The 1960s is a fascinating decade. Looking back, it’s as though everything lined up at precisely the right time. The interaction between technological advances, a growing youth culture, and a whole range of intellectual, spiritual, and political movements led to an explosion of culture. In no place was this fruition of art more apparent than in the world of music.
Throughout the 1960s, bands like The Beatles expanded the notion of what music could be. All over the world, young people rejected the easy-listening culture so beloved by their parents. In its place, they wanted something that spoke for them, that stood in opposition to the establishment, that pioneered new forms of personal expression. Suddenly, music was something more than entertainment. It was no longer a static art form but one that lived and breathed, one that young people could use used to cement their identities.
For countless people in the 1960s, music opened a door that had previously been locked and bolted. David Byrne was one such person. In an interview with Simon Reynolds, author of Rip It Up: Post Punk 1978-1984, the Talking Heads frontman recalled the profound impact of The Beatles: “Everyone probably goes through the thing of realising there’s more than your parent’s music and Thomas the Tank Engine,” Byrne said, “That happened to me in the mid-to-late ’60s, a pretty open time musically.”
Bryne’s musical discovery came at the perfect time. He once recalled spending much of his teenage years playing with a customised dictaphone that allowed him to overdub multiple tracks on the same tape. With this piece of primitive recording equipment, he created strange and experimental musical collages, layering simple guitar lines to create something much more complex. It’s an approach that would define much of his work with Talking Heads and obviously reflects The Beatles’ influence. With albums like Revolver, Magical Mystery Tour, and Sgt. Pepper’s Lonely Heart’s Club Band, the group also experimented with audio manipulation, developing a compositional technique based on stitching song fragments together. Strawberry Fields Forever, for example, is made up of two different takes, one of which was sped up in post-production to sit in the same key.
This kind of innocent exploration of sound is one of the most fascinating things bout the 1960s. As Byrne recalled, the music coming out at the time didn’t seem affected by arbitrary rules and limitations: “Not only was I hearing stuff that seemed directed towards me and my friends, but it was all over the map,” he continued. “Anything seemed possible. It seemed like you could make music out of anything, as long as it adhered to a vague pop structure.”
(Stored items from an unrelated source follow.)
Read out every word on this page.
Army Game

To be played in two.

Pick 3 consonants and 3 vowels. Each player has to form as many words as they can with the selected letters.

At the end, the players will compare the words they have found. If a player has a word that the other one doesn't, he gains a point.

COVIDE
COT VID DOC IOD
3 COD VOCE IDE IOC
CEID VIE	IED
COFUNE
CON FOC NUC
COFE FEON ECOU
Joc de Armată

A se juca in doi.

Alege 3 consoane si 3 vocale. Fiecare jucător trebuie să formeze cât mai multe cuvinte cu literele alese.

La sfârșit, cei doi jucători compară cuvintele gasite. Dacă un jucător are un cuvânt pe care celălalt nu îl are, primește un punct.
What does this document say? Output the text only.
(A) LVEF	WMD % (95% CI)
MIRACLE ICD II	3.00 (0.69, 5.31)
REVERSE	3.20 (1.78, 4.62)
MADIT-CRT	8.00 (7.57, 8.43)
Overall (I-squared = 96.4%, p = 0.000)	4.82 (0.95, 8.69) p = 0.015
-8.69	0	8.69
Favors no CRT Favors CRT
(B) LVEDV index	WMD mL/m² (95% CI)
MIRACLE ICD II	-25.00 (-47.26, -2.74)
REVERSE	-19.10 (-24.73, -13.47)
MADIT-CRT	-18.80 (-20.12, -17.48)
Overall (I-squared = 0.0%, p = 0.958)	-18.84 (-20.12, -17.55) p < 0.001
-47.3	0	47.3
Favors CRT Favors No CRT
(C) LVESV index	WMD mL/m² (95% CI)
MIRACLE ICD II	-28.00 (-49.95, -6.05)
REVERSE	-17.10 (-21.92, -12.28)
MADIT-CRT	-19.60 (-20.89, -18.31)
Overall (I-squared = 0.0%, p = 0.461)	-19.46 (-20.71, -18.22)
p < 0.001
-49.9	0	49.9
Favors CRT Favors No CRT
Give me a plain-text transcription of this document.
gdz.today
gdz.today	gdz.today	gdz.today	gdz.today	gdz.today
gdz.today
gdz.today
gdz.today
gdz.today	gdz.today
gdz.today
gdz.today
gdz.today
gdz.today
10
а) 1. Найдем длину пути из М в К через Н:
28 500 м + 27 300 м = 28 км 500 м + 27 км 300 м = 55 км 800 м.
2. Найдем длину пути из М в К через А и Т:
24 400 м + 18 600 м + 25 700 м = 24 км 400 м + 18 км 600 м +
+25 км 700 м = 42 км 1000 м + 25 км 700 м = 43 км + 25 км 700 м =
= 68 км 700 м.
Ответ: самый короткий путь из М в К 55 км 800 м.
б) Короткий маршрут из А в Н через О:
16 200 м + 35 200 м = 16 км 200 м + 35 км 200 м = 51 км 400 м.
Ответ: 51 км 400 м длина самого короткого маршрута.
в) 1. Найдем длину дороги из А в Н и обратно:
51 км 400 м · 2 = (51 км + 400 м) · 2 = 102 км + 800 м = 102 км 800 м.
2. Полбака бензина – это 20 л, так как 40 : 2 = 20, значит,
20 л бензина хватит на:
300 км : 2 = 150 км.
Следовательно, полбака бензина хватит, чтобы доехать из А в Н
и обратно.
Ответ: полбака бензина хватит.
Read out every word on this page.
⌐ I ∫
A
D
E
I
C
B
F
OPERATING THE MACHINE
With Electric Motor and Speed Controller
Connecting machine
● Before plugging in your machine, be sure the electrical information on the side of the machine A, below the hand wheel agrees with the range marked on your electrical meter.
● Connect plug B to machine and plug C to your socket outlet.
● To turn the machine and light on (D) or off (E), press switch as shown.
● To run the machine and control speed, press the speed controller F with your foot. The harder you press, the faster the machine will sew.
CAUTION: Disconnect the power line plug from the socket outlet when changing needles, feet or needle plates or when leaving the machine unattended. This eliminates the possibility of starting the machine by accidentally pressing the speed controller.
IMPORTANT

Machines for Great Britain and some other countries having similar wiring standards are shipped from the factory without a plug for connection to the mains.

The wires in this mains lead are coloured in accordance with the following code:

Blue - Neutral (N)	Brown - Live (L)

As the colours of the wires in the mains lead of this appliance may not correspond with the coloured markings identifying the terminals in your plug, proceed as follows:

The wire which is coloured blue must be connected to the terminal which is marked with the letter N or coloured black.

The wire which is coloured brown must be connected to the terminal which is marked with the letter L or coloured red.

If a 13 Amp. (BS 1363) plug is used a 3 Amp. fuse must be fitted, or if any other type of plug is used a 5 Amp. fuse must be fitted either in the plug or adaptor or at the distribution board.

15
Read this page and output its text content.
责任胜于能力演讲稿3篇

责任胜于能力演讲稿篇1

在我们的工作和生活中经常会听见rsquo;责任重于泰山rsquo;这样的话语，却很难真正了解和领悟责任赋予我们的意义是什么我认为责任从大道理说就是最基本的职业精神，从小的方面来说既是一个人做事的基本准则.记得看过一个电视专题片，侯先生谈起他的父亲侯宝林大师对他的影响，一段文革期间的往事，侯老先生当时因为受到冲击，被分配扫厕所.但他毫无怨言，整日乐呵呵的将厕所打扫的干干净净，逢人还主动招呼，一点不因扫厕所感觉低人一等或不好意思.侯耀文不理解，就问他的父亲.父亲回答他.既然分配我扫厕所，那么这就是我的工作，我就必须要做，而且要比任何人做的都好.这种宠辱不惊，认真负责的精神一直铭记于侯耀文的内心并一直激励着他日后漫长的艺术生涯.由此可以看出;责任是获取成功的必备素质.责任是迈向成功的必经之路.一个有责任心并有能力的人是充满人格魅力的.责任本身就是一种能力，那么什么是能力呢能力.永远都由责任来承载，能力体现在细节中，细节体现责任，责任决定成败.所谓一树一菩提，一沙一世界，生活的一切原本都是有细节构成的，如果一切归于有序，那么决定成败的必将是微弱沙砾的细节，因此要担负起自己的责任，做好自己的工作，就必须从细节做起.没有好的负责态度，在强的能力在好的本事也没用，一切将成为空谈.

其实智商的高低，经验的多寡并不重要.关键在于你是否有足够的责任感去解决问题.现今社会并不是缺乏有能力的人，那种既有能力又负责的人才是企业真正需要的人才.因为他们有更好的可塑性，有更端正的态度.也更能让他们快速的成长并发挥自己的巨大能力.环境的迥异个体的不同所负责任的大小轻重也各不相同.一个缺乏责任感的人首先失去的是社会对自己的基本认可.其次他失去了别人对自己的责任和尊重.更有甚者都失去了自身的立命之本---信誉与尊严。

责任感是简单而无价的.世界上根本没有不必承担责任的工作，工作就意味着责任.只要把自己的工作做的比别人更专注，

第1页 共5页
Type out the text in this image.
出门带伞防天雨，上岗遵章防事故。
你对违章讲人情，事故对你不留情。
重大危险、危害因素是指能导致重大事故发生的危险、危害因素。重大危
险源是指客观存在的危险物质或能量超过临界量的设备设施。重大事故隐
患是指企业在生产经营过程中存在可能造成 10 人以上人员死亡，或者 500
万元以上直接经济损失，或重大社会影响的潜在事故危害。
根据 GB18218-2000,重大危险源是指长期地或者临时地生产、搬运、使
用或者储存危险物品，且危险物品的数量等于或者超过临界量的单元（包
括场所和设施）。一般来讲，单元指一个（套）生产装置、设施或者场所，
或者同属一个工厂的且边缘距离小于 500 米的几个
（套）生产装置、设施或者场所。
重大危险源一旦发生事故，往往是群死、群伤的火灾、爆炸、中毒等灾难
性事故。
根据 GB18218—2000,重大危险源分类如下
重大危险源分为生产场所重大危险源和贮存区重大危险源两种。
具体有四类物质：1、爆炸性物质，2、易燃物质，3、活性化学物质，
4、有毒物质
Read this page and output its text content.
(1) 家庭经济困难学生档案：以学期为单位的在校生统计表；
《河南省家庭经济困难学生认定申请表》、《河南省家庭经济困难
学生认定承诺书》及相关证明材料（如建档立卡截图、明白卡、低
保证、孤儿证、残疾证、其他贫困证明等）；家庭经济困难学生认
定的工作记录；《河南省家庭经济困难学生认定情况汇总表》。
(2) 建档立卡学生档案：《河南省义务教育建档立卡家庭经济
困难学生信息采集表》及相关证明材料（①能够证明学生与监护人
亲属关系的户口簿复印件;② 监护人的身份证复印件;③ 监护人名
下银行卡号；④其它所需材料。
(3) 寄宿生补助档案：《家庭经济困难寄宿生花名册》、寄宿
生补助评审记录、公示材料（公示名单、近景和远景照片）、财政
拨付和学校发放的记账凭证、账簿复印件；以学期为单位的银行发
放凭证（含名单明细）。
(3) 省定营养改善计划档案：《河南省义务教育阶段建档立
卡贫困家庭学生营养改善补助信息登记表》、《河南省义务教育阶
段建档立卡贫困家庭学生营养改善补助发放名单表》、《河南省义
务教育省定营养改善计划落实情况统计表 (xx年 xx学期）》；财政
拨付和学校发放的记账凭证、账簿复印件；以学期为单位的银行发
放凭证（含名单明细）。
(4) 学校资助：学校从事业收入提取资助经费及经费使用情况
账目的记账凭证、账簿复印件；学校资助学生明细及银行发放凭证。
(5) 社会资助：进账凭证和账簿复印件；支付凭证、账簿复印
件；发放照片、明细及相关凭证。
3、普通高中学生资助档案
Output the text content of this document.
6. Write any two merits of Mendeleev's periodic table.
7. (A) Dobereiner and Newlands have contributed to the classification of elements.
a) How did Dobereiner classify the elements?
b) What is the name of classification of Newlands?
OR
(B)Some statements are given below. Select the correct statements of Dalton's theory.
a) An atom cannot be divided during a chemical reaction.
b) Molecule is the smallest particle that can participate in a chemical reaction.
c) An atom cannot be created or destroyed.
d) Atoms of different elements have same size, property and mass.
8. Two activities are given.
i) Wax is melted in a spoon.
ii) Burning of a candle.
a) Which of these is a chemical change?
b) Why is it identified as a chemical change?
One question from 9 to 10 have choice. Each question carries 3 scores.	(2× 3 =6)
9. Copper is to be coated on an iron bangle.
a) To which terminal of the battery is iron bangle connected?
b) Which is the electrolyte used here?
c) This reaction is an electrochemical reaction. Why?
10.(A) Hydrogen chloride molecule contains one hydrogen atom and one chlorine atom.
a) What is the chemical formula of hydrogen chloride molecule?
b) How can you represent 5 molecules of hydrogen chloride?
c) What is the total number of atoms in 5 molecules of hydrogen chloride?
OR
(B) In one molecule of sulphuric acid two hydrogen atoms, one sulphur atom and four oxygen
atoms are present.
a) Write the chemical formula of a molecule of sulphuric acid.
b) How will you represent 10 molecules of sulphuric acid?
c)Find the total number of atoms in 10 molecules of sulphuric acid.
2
Of all the bands releasing music in the 1960s, The Beatles were perhaps the most pioneering in this regard. Their songcraft was built on a pop foundation, but as the decade progressed, they began exploring new approaches to lyrical and musical composition. For Byrne, it was The Beatles later records that really made an impact. As he recalled: “I tend to go for the more psychedelic ones, like ‘I Am The Walrus’ or ‘Strawberry Fields Forever,” going on to conclude, “It was a wild sense of freedom. That’s what caught my attention.” And thank god it did because, a decade later, Byrne would continue the pioneering legacy The Beatles left behind, chasing a new and unfamiliar sound that would come to form the soundtrack of a generation.